Но никогда ни одна душа, прошедшая через ад лагерей или даже родством связанная с жертвами этого ада, — не откликнется на плач палача. И будет держать в доме как библию — “Архипелаг ГУЛАГ” Солженицына. Пока не истлеет память в поколениях внуков и правнуков.

Почему это так? Вопросы — к Господу Богу.
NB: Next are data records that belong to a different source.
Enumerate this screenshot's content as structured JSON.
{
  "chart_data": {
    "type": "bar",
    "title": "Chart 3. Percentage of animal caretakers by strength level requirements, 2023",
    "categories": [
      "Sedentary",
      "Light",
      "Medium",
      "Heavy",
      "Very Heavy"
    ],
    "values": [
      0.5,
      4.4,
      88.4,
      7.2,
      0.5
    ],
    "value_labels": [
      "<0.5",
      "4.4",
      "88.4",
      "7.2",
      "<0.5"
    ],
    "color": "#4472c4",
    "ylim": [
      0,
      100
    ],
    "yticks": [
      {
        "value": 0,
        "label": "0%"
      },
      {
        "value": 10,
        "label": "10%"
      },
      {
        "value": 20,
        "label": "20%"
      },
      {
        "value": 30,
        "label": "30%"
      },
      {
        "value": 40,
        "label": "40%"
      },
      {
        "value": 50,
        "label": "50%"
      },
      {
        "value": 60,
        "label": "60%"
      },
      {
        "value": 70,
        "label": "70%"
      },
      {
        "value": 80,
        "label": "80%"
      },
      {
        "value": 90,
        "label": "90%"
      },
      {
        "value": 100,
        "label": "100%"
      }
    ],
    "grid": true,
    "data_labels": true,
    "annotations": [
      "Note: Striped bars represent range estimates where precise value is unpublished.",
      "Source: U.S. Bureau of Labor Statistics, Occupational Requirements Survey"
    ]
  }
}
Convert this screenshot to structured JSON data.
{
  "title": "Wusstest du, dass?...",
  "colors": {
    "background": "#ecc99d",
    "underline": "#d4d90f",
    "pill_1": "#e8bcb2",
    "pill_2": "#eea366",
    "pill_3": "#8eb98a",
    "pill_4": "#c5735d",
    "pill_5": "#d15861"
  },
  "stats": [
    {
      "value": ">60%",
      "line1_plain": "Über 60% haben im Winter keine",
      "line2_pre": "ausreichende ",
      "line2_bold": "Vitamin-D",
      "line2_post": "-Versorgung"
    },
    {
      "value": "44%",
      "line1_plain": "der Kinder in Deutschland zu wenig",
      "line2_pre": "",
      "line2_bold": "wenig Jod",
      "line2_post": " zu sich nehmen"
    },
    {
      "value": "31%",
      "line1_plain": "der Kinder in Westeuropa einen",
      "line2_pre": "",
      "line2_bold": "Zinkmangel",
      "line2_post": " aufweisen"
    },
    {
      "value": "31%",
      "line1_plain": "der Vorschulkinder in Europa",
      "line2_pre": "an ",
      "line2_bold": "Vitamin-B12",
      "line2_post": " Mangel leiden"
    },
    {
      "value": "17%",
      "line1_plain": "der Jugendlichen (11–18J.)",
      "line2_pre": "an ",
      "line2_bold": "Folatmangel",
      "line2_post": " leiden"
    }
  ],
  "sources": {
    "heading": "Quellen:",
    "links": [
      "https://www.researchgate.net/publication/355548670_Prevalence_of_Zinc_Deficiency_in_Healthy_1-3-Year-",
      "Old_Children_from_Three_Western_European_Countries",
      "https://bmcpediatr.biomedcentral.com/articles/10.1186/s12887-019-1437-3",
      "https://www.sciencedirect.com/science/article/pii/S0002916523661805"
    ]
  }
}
Может, когда пройдет еще полтысячи лет (для Всевышнего — полмига), и горести нашего века будут вытеснены горестями дельнейших эпох, — тогда историки-архивисты сойдутся на том, что майской Победы 1945 года не было бы без октябрьского переворота 1917-го и исход войны был бы другой, если в 1927-м не нашла бы себе страна вождя, способного справиться с ее непредсказуемым нравом, и если бы в 1937-м не оказались исключены намертво любые мятежи, предотвращенные через любые казни.

Но пока живы люди, хранящие память о человеческом ужасе этой истории, — они не простят. И не почувствуют никакой апробированной народом Оттепели — только могильный холод.

В 1955 году двадцатилетняя студентка Надежда Железнова, выйдя на февральский тротуар из жарко натопленного кабинета генерал-лейтенанта Чепцова, объявившего ей, что ее мать реабилитирована, — идет по улице и с ненавистью вспоминает, как текли слезы по дряблым щекам старика-генерала, и ненавидит его за подлость лицемерного сочувствия.

Я сказал, что она умеет передать беспросвет горя — через деталь.

Эта деталь — льдинки, намерзшие на тротуаре.

Она их осторожно обходит, чтобы не поскользнуться и не упасть.

Через считанные недели — ей рожать.

Если родится дочка, имя ей будет — Мирра. Жизнь продолжится. А пока из марракотовой бездны небытия доносится и бьет обухом только одно:

— Мою маму убили в середине Двадцатого века…

 

 

 1 Книга подписана полной паспортной фамилией автора: Надежда Железнова-Бергельсон, но я по старой памяти и для краткости буду именовать ее здесь по привычной первой части — унаследованным от отца литературным именем, по которому дочку Леопольда Железнова хорошо запомнили читатели ее книг и статей.